Fotografía por Mariel Cortés


xisten presentimientos tan contundentes como hechos, que se saben ciertos apenas se intuyen. Aquel día tuvimos uno temible, nefasto. Caminamos maquinalmente siguiendo al nuevo vigilante-guía, pues el otro se había quedado en la entrada, en un pequeño cuarto de vigilancia. Interpreté ese celo por su función como una posible conspiración para nuestro fin, para hacer las llamadas necesarias, recibir a la gente indispensable y lograr un trabajo impecable. Recordé entonces que había olvidado traer cualquier arma punzo cortante con la que me pudiera defender, a excepción de los tacones de doce centímetros, cuyo potencial como daga o puñal no podía despreciar. Mientras tanto, el guía nos relataba la historia del lugar, que La Posada del Sol comenzó a construirse a principios de la década de los 40 y que sería una residencia y hotel fastuosos para “artistas e intelectuales”, según su creador, un ingeniero español, pero que debido a diversos conflictos de intereses e insuficiente dinero, poder y contactos, detuvieron en varias ocasiones su construcción, hasta suspender por completo la obra a principios del año 1945. Décadas después y a pesar de que dos de los edificios fueron utilizados temporalmente como sedes de instituciones gubernamentales e incluso uno de ellos fue acondicionado como una escuela para educación primaria, los abandonaron definitivamente tras unos años por los daños estructurales y supuestos hechos paranormales. Nos dijo además que, a pesar de que era muy difícil que alguien se pueda infiltrar, a quienes lo lograban los remitían con las autoridades correspondientes, que, al parecer, eran ellos mismos.

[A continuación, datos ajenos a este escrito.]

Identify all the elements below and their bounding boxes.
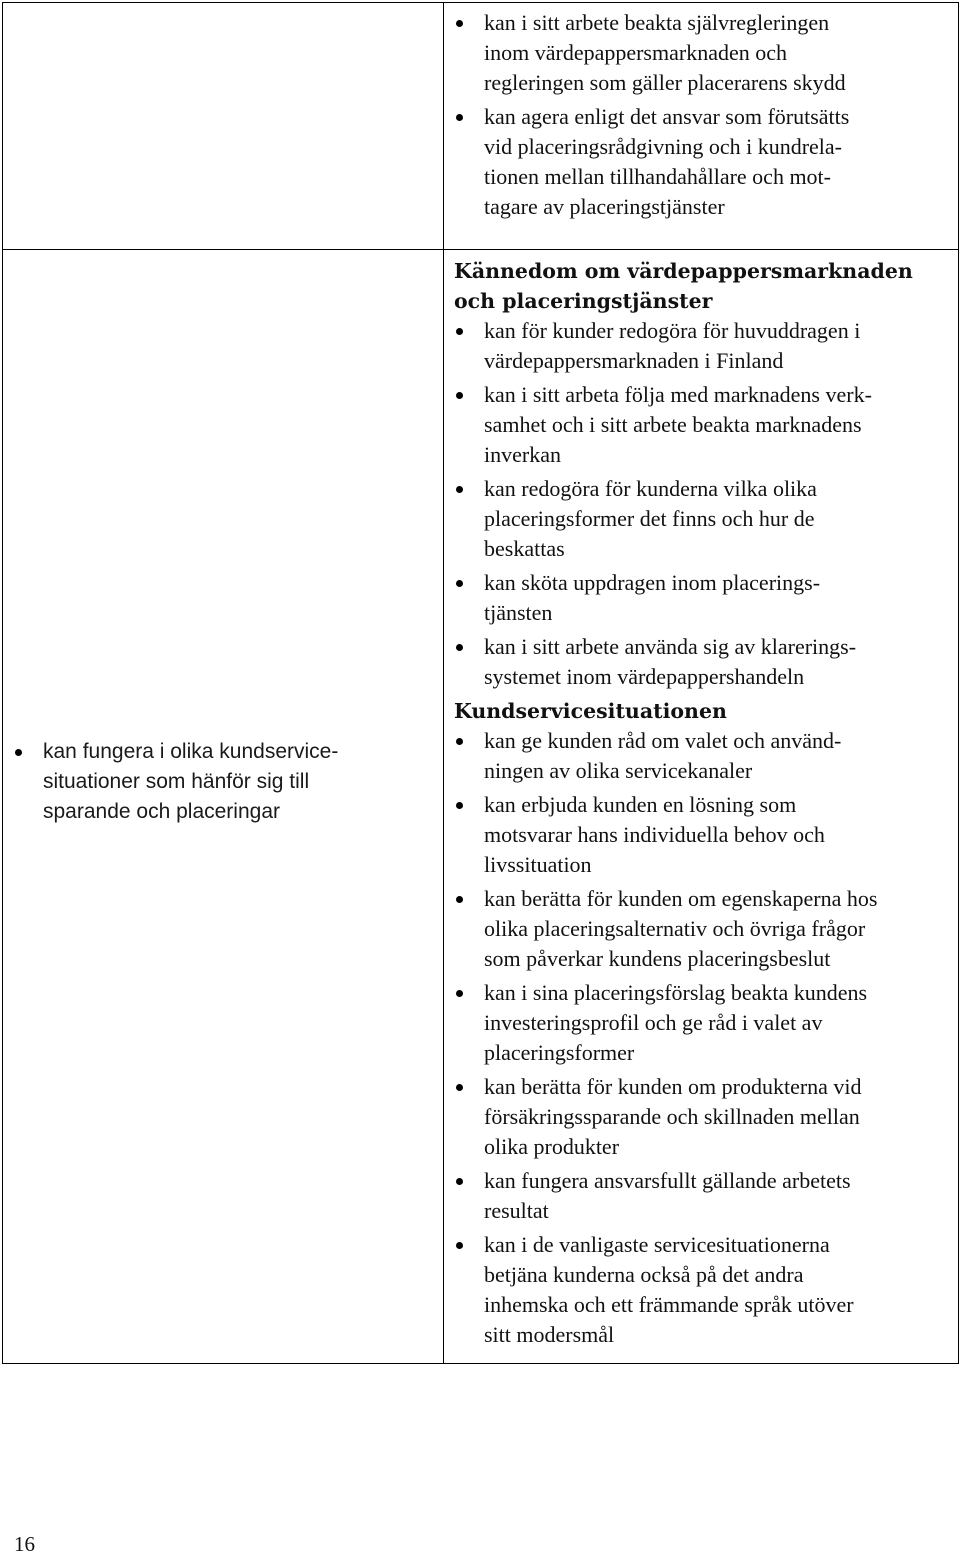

Fotografía por Mariel Cortés


Caminamos entre escombros varios minutos, pasamos por algunos salones que ahora eran usados como bodegas de diversas substancias y subimos tres pisos de uno de los edificios, después bajamos y nos dirigimos a otro, con un tipo de sótano y ventanales en la parte superior por donde se podía observar parte del enorme jardín central, que en algún momento fue magnífico. Salimos y nos dirigimos a éste, lo rodeamos unos metros y llegamos a una hermosa capilla, custodiada por dos impresionantes figuras de piedra a escala natural de San Francisco de Asís y un lobo. Una campana pendía a unos metros del lugar y, al verla, el guía nos comentó que el dueño se había ahorcado precisamente ahí, y que incluso algunos aseguraban que antes de hacerlo asesinó a sus hijos y a su esposa.


Fotografía por Mariel Cortés


Llegados a ese punto de la conversación, nos habló también del fantasma de una niña en la habitación 103 a la que le ponían un altar, y que sus diversas rondas nocturnas por toda la Posada en ocasiones eran amenizadas por sonidos terribles. Lo cierto es que el dueño murió años después de renunciar a la obra, en su residencia. Antes de dividirnos, nos habló también de las dobles paredes ocultas debajo de los edificios, usadas para emparedar, y nos dijo que incluso había ciertos pasillos secretos que atravesaban todo el lugar que, a pesar de permanecer cerrados y sin luz eléctrica durante décadas, en ocasiones reproducían el sonido de varios pasos apresurados y gritos sofocados rápidamente. Que se empeñara en asegurar la veracidad de tales historias y la existencia de actividad sobrenatural era la muestra de que el desastre atrae y es llamativo siempre que lo puedas relatar a alguien más, siempre que represente una amenaza compartida.